The problem is mainly in the factorial part (they are results of binomial coefficients as you may see)
Any help?

P.S. There probably doesn't exist such a k.

2. Sep 22, 2014

### HallsofIvy

Staff Emeritus
What you have written here is non-sense. For 2 reasons! First is that you cannot have the dummy variable of integration also be a limit of integration.
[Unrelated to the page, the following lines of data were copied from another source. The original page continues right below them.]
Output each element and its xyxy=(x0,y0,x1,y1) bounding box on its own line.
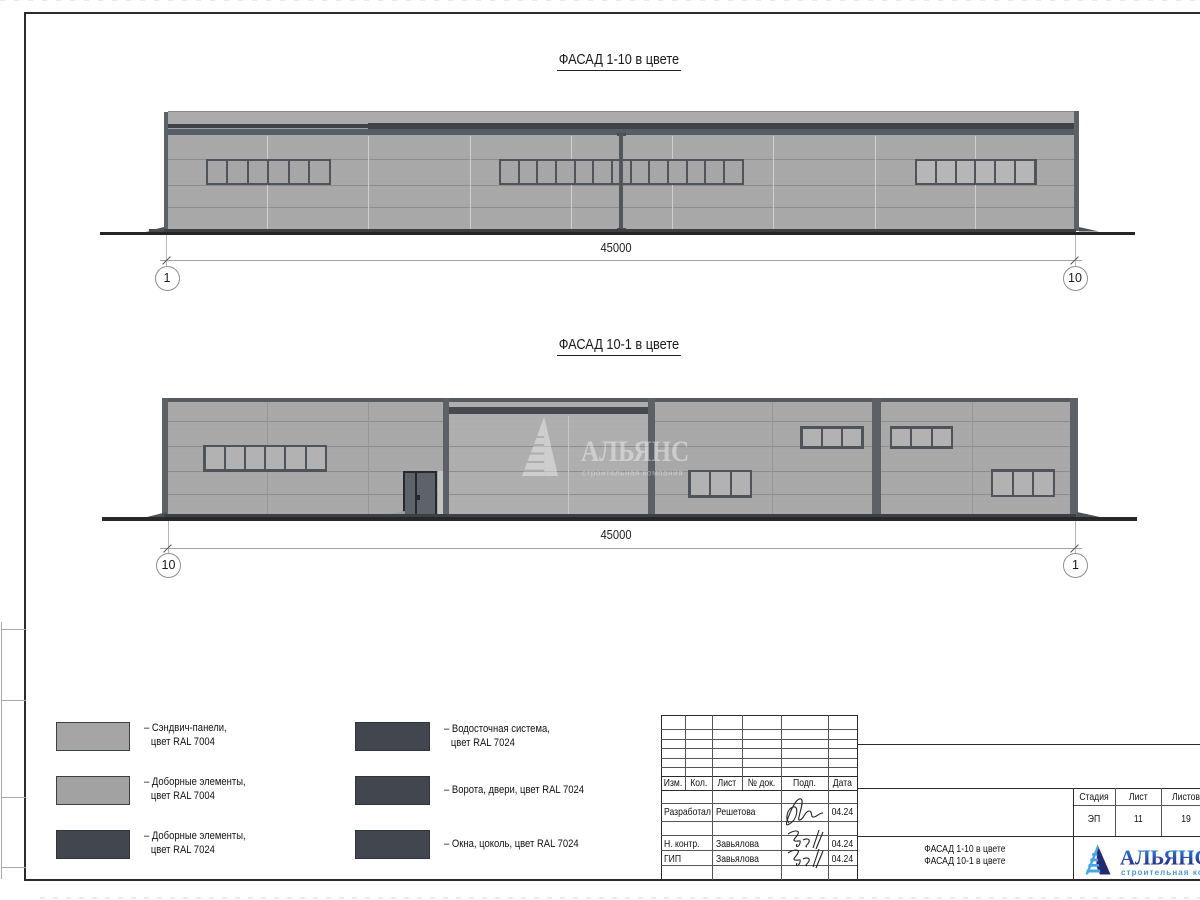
svg-text:АЛЬЯНС: АЛЬЯНС xyxy=(1120,845,1200,869)
svg-text:АЛЬЯНС: АЛЬЯНС xyxy=(581,434,689,468)
svg-text:строительная компания: строительная компания xyxy=(1121,868,1200,877)
svg-text:строительная компания: строительная компания xyxy=(582,469,683,478)
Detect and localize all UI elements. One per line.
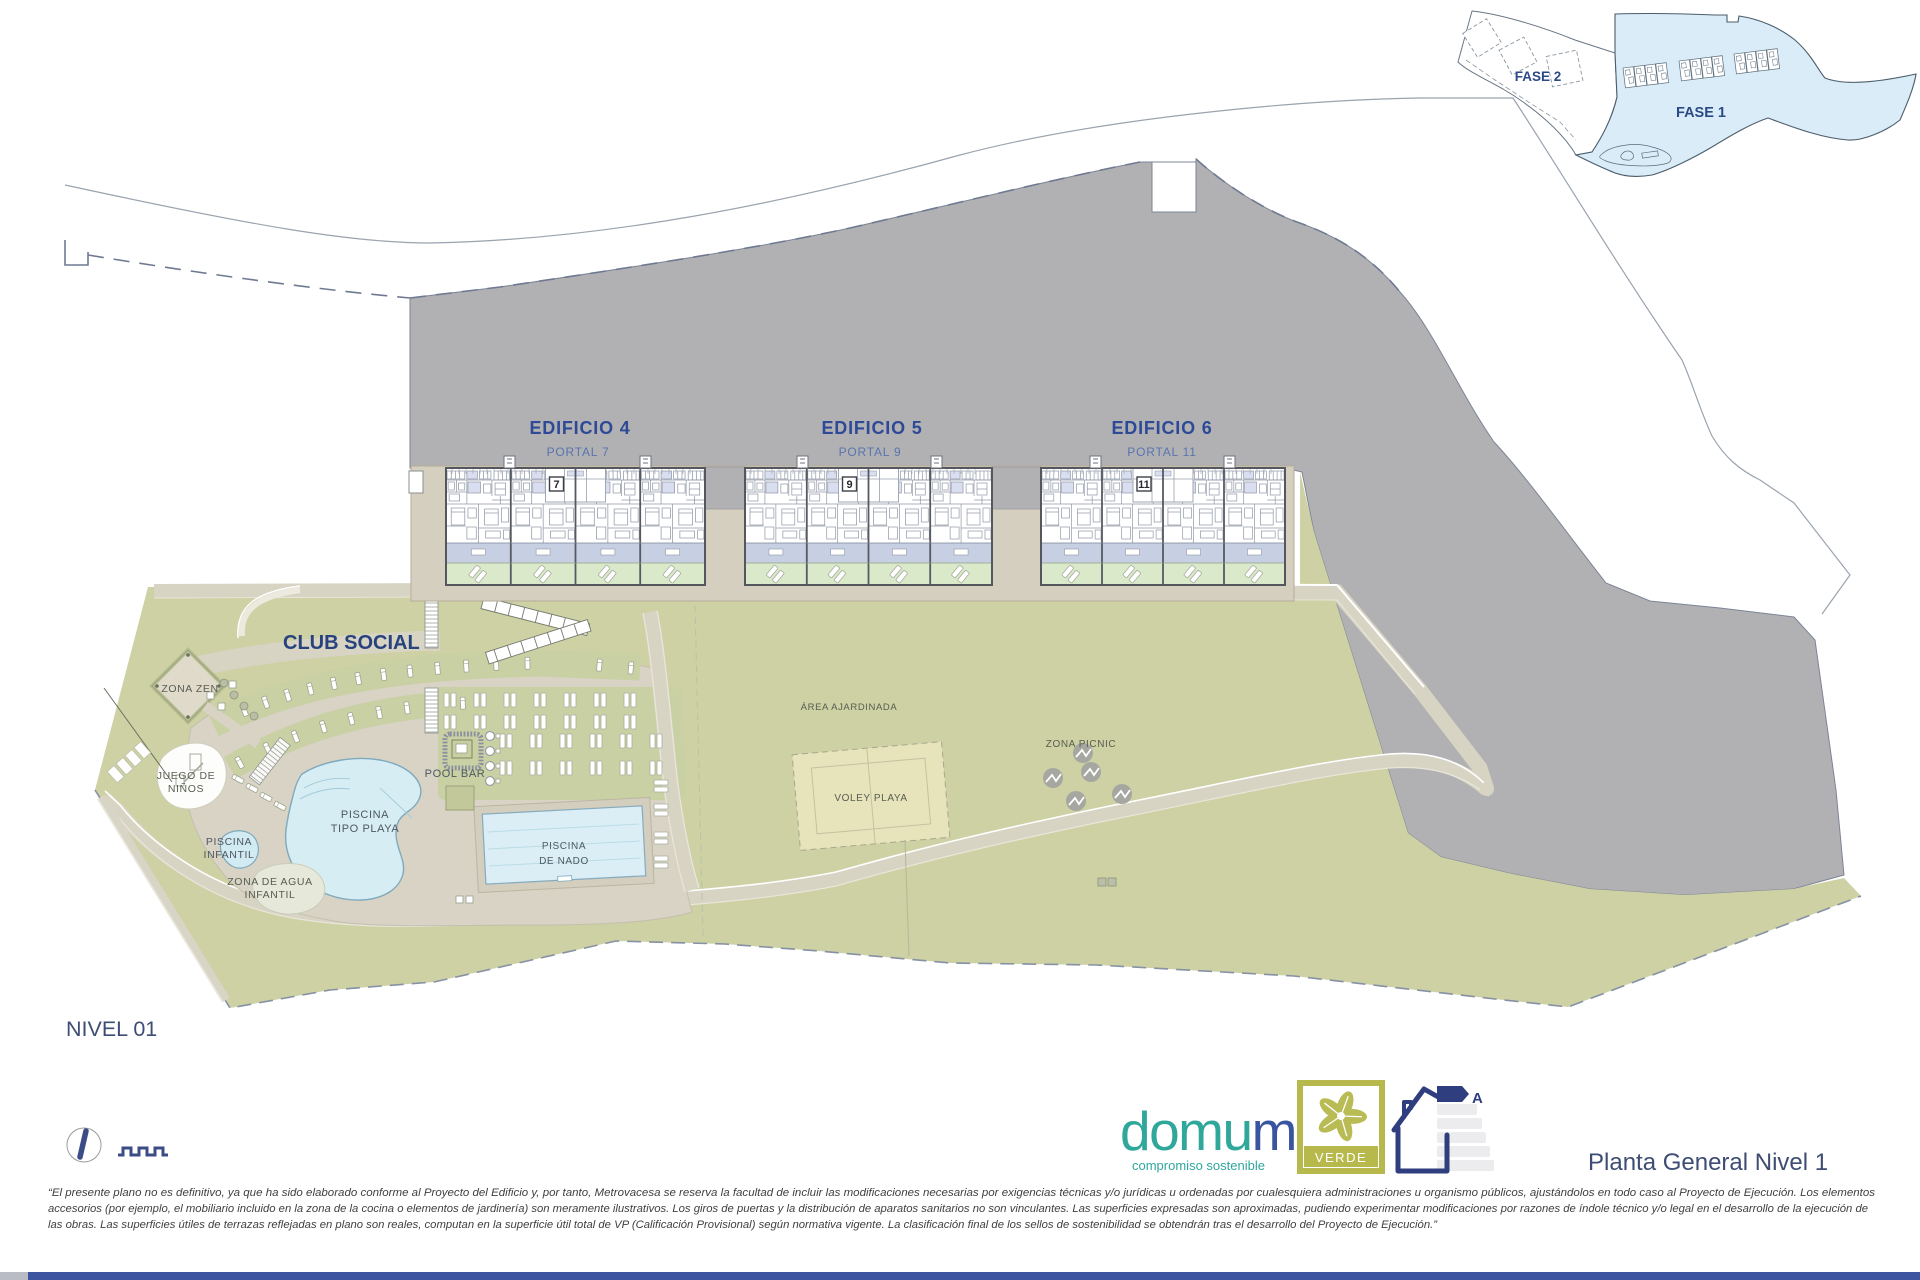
- svg-text:PISCINA: PISCINA: [341, 809, 389, 821]
- svg-text:A: A: [1472, 1090, 1483, 1107]
- svg-text:NIÑOS: NIÑOS: [168, 782, 204, 795]
- svg-text:POOL BAR: POOL BAR: [425, 768, 486, 780]
- svg-text:11: 11: [1138, 479, 1150, 491]
- svg-text:PORTAL 11: PORTAL 11: [1127, 445, 1196, 459]
- svg-text:domum: domum: [1120, 1100, 1296, 1162]
- svg-text:VOLEY PLAYA: VOLEY PLAYA: [834, 793, 907, 804]
- svg-text:PISCINA: PISCINA: [206, 836, 252, 848]
- svg-text:DE NADO: DE NADO: [539, 856, 589, 867]
- svg-text:CLUB SOCIAL: CLUB SOCIAL: [283, 632, 420, 654]
- svg-text:9: 9: [846, 479, 852, 491]
- svg-text:INFANTIL: INFANTIL: [245, 889, 296, 901]
- svg-text:EDIFICIO 4: EDIFICIO 4: [529, 418, 630, 438]
- svg-text:EDIFICIO 5: EDIFICIO 5: [821, 418, 922, 438]
- svg-text:“El presente plano no es defin: “El presente plano no es definitivo, ya …: [48, 1187, 1876, 1199]
- svg-text:FASE 2: FASE 2: [1515, 69, 1562, 84]
- svg-text:PORTAL 9: PORTAL 9: [839, 445, 902, 459]
- svg-text:7: 7: [553, 479, 559, 491]
- svg-text:JUEGO DE: JUEGO DE: [157, 770, 215, 782]
- svg-text:PISCINA: PISCINA: [542, 841, 586, 852]
- svg-text:ZONA DE AGUA: ZONA DE AGUA: [227, 876, 312, 888]
- svg-text:ZONA ZEN: ZONA ZEN: [161, 683, 218, 695]
- svg-text:compromiso sostenible: compromiso sostenible: [1132, 1158, 1265, 1173]
- svg-text:FASE 1: FASE 1: [1676, 105, 1726, 121]
- svg-text:EDIFICIO 6: EDIFICIO 6: [1111, 418, 1212, 438]
- svg-text:TIPO PLAYA: TIPO PLAYA: [331, 823, 400, 835]
- svg-text:Planta General Nivel 1: Planta General Nivel 1: [1588, 1149, 1828, 1176]
- svg-text:PORTAL 7: PORTAL 7: [547, 445, 610, 459]
- svg-text:accesorios (por ejemplo, el mo: accesorios (por ejemplo, el mobiliario i…: [48, 1203, 1868, 1215]
- svg-text:NIVEL 01: NIVEL 01: [66, 1017, 157, 1041]
- svg-text:las obras. Las superficies úti: las obras. Las superficies útiles de ter…: [48, 1219, 1438, 1231]
- svg-text:VERDE: VERDE: [1315, 1150, 1367, 1165]
- svg-text:INFANTIL: INFANTIL: [204, 849, 255, 861]
- svg-text:ZONA PICNIC: ZONA PICNIC: [1046, 739, 1117, 750]
- svg-text:ÁREA AJARDINADA: ÁREA AJARDINADA: [801, 702, 898, 713]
But that is a minor detail- since it is a dummy variable, replace it with some other variable:
$$\frac{\left(\frac{y}{x}\right)^{4r}}{(4r+1)!} \int_0^k\frac{1}{(4p- 4r- 2)!}dp$$$$= \frac{\left(\frac{y}{x}\right)^{4r}}{(4r+ 3)!}\int_0^k\frac{1}{(4p- 4r)!}dp$$

But there is a much more important problem. Whether you call it "k" or "p", the "variable of integration" must be continuous while the factorial is only defined for non-negative integers.

3. Sep 22, 2014

### dextercioby

You could generalize by putting factorial into an Euler Gamma Function, but that would still make no sense.

4. Sep 23, 2014

### Nick Jackson

Sorry I meant to put r in the variable not k. However I see your point about the continuity... I started with having sums in the lhs and the rhs. What do I do now?